If Biden wins, gaining the House and Senate would effectively deny Biden a mandate and confront him with united Congressional opposition. Furthermore, in the not unlikely even that Biden leaves the presidency early, having a Republican speaker and both the House and Senate will give Republicans much leverage in selecting the successor VP to Harris.
Thus regarding the House races, Republicans first need to look at the probable locations of fraud and see how they overlap with the races that have been “called” for the Democrat or that remain undecided to determine which have the potential following ballot challenges to lead to a Republican victory.
Of course, I trust such analyses are being carried out in the states currently under challenge (PA, GA, MI, WI, AZ, NV) since there’s already active work going on with the Presidential votes.
But the efforts to pick up more seats should not be restricted to just those six states. We also need to take a look outside of these states to other blue Biden states which likely had some fraud activity but not enough statewide to change the electoral votes. I’m speaking particularly of VA7 and MN2 (less likely) and perhaps even districts in some of more purple states, such as Orange County, CA.

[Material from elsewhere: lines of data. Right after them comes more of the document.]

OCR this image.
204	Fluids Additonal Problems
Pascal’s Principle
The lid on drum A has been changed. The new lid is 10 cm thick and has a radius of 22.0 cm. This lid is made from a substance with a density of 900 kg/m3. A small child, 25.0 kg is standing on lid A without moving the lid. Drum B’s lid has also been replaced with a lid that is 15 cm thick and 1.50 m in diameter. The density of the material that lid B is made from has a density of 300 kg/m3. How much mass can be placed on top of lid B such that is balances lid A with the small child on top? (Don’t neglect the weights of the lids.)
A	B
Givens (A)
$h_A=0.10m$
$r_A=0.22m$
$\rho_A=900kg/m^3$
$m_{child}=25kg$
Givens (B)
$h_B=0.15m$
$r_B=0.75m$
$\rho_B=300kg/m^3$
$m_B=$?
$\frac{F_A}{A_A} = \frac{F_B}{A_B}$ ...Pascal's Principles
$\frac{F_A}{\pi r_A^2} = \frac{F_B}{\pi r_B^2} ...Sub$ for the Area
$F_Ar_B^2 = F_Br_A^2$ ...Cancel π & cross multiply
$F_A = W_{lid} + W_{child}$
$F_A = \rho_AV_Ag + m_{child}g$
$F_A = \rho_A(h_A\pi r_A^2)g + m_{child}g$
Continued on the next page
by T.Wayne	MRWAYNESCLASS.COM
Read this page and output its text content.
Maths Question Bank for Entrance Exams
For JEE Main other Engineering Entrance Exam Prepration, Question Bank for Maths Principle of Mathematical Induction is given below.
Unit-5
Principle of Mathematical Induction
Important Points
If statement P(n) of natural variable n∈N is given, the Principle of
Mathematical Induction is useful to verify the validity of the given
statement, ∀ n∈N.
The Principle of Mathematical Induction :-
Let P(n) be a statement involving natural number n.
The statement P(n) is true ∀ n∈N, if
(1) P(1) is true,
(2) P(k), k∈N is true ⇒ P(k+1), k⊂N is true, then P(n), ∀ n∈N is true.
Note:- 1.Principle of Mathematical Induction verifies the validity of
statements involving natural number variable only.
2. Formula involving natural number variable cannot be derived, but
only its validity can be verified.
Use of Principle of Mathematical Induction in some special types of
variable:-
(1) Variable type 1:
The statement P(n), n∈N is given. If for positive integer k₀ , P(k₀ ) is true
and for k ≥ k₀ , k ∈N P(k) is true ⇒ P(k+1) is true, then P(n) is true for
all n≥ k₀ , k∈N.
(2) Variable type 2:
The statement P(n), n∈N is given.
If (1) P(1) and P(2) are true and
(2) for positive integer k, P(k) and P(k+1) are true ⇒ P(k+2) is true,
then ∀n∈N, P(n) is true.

This analysis should not neglect Trump’s states, in case there were some close races there too that may have associated fraud.
Relying on local campaign staff acting solo will almost surely not be effective. However, by integrating these races with with the Presidential efforts, it perhaps may yet be possible to climb still further to defy pre-election expectations and perhaps even gain the House.
Regardless, every House seat helps further neutralize (or even reverse ) Democratic control of that chamber.